The leaders of the two recent coups in Mali have been granted amnesty by the country’s interim parliament. This means that Colonel Assimi Goïta and other army officers, who were involved in overthrowing President Ibrahim Keïta in August last year and interim president, Bah Ndaw, in May this year, will not face prosecution. The motion was reportedly passed by an overwhelming majority of Mali’s National Transitional Council.

Col Goïta has also said that he will respect the February 2022 deadline for civilian elections, set by the previous interim government. Ghana’s Foreign Minister Shirley Ayorkor Botchwey in May told reporters that the Economic Community of West African States (ECOWAS) had called on Mali to nominate a new civilian prime minister immediately, to adhere to an 18-month transition period and to hold a presidential election next February.

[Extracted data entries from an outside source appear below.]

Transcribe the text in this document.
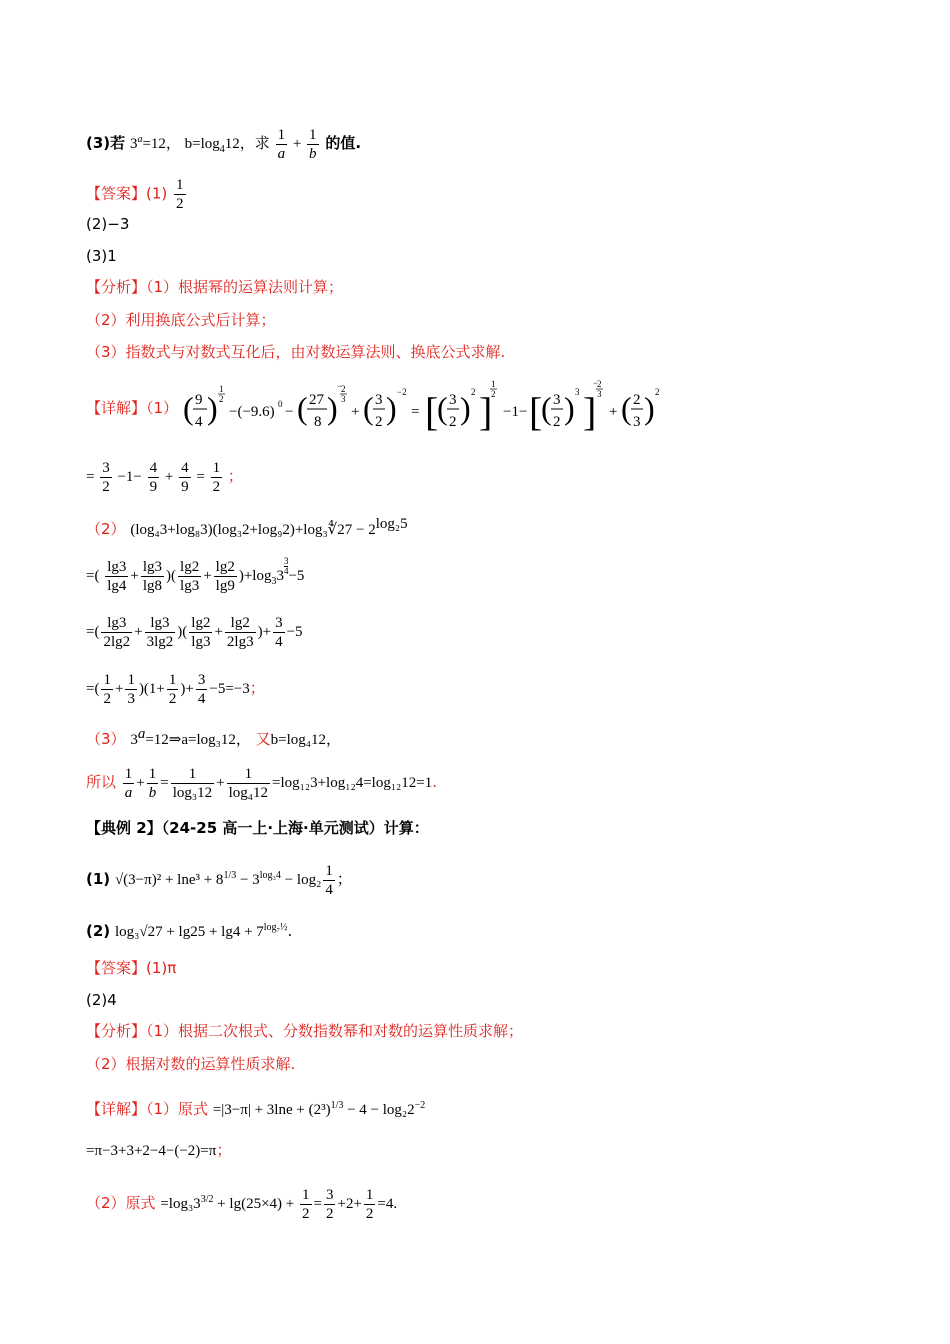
(3)若 $3^a=12$， $b=\log_412$，求 $\frac{1}{a} + \frac{1}{b}$ 的值.
【答案】$(1) \frac{1}{2}$
(2)−3
(3)1
【分析】（1）根据幂的运算法则计算；
（2）利用换底公式后计算；
（3）指数式与对数式互化后，由对数运算法则、换底公式求解.
【详解】（1） ( 9
4 )
1
2
−(−9.6) 0 − ( 27
8 )
−
2
3
+ ( 3
2 ) −2
= [
( 3
2 ) 2 ]
1
2
−1− [
( 3
2 ) 3 ]
−
2
3
+ ( 2
3 ) 2
= $\frac{3}{2} -1- \frac{4}{9} + \frac{4}{9} = \frac{1}{2}$ ；
（2） (log₄3+log₈3)(log₃2+log₉2)+log₃∜27 − $2^{log_25}$
=( $\frac{\lg 3}{\lg 4} + \frac{\lg 3}{\lg 8}$ )( $\frac{\lg 2}{\lg 3} + \frac{\lg 2}{\lg 9} )+\log_33 \frac{3}{4} -5$
=( $\frac{\lg 3}{2\lg 2} + \frac{\lg 3}{3\lg 2}$ )( $\frac{\lg 2}{\lg 3} + \frac{\lg 2}{2\lg 3}$ )+ $\frac{3}{4} -5$
=( $\frac{1}{2} + \frac{1}{3} )(1+ \frac{1}{2}$ )+ $\frac{3}{4} -5=-3$；
（3） $3^a=12\Rightarrow a=\log_312$， 又b=log₄12，
所以 $\frac{1}{a} + \frac{1}{b} = \frac{1}{\text{log₃12}} + \frac{1}{\text{log₄12}} =\log_{12}3+\log_{12}4=\log_{12}12=1$.
【典例 2】（24-25 高一上·上海·单元测试）计算：
(1) $√(3-\pi)^2 + \ln e^3 + 8^{1/3} - 3^{log_34} - \log_2 \frac{1}{4}$ ；
(2) $\log_3√27 + \lg 25 + \lg 4 + 7^{log_7\frac{1}{2}}$.
【答案】(1)π
(2)4
【分析】（1）根据二次根式、分数指数幂和对数的运算性质求解；
（2）根据对数的运算性质求解.
【详解】（1）原式 $=|3-\pi| + 3\ln e + (2^3)^{1/3} - 4 - \log_22^{-2}$
=π−3+3+2−4−(−2)=π；
（2）原式 $=\log_33^{3/2} + \lg(25\times 4) + \frac{1}{2} = \frac{3}{2} +2+ \frac{1}{2} =4$.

Leaders of Ecowas to this extent put pressure by suspending Mali’s membership from the bloc following the May military coup, which was the second in nine months.

About May’s Coup

Former junta leader Col Goïta declared himself the country’s transitional president in May, after stripping interim President Bah Ndaw and acting Prime Minister Moctar Ouane of their powers. The two ousted leaders were days later freed from military detention, where they had been held since the coup. Additionally, Mali’s constitutional court named Col Goïta, as its transitional president in May two days after the military take-over.

Before May’s military take-over, the two leaders had been leading an interim government which took power after another military coup last August. Col Goïta was also the leader behind the first coup last August, which saw the elected President Ibrahim Boubacar Keïta forced out of office.

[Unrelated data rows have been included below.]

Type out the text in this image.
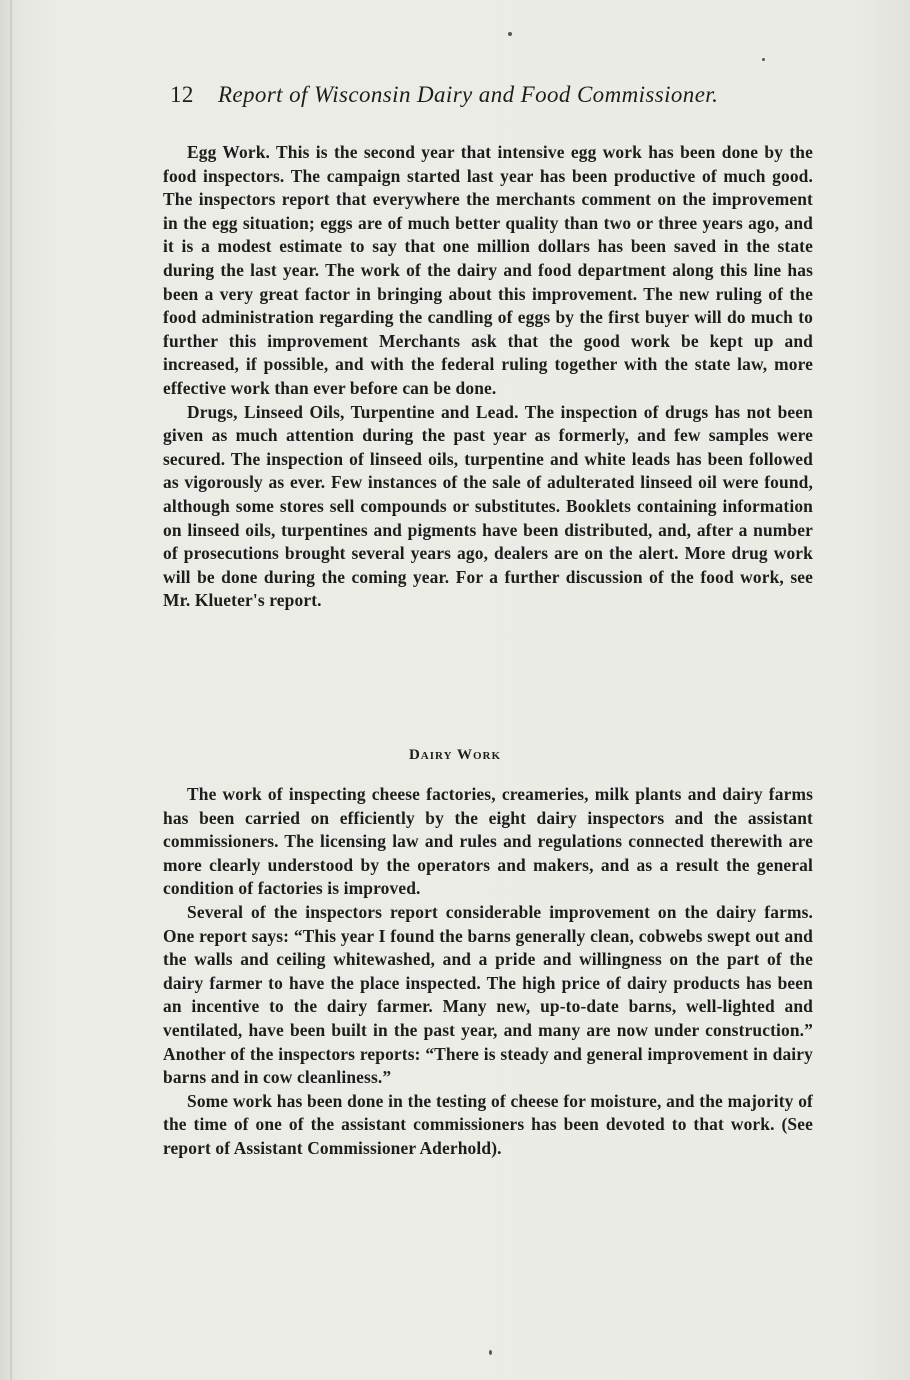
12 Report of Wisconsin Dairy and Food Commissioner.

Egg Work. This is the second year that intensive egg work has been done by the food inspectors. The campaign started last year has been productive of much good. The inspectors report that everywhere the merchants comment on the improvement in the egg situation; eggs are of much better quality than two or three years ago, and it is a modest estimate to say that one million dollars has been saved in the state during the last year. The work of the dairy and food department along this line has been a very great factor in bringing about this improvement. The new ruling of the food administration regarding the candling of eggs by the first buyer will do much to further this improvement Merchants ask that the good work be kept up and increased, if possible, and with the federal ruling together with the state law, more effective work than ever before can be done.

Drugs, Linseed Oils, Turpentine and Lead. The inspection of drugs has not been given as much attention during the past year as formerly, and few samples were secured. The inspection of linseed oils, turpentine and white leads has been followed as vigorously as ever. Few instances of the sale of adulterated linseed oil were found, although some stores sell compounds or substitutes. Booklets containing information on linseed oils, turpentines and pigments have been distributed, and, after a number of prosecutions brought several years ago, dealers are on the alert. More drug work will be done during the coming year. For a further discussion of the food work, see Mr. Klueter's report.

Dairy Work

The work of inspecting cheese factories, creameries, milk plants and dairy farms has been carried on efficiently by the eight dairy inspectors and the assistant commissioners. The licensing law and rules and regulations connected therewith are more clearly understood by the operators and makers, and as a result the general condition of factories is improved.

Several of the inspectors report considerable improvement on the dairy farms. One report says: “This year I found the barns generally clean, cobwebs swept out and the walls and ceiling whitewashed, and a pride and willingness on the part of the dairy farmer to have the place inspected. The high price of dairy products has been an incentive to the dairy farmer. Many new, up-to-date barns, well-lighted and ventilated, have been built in the past year, and many are now under construction.” Another of the inspectors reports: “There is steady and general improvement in dairy barns and in cow cleanliness.”

Some work has been done in the testing of cheese for moisture, and the majority of the time of one of the assistant commissioners has been devoted to that work. (See report of Assistant Commissioner Aderhold).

Reports indicated that the seizure of power in May came after a cabinet reshuffle which Col Goïta complained he was not consulted about. Two army officers involved in the previous coup had also lost their jobs in the reshuffle. Col Goïta also claimed that President Ndaw and his Prime Minister had failed in their duties and were seeking to sabotage the country’s transition; the two were arrested hours after the reshuffle and forced to resign their positions while in detention.

The release of the former interim president had also been requested by the UN, the African Union, the Economic Community of West African States (Ecowas), the EU and the US. Ecowas has been insisting on civilian rule to be upheld in Mali and to this extent, last year it threatened sanctions unless a caretaker government under civilian leadership took over from the military. It is said that the stability of Mali is critical if West Africa is to hold back terrorist activities in the region.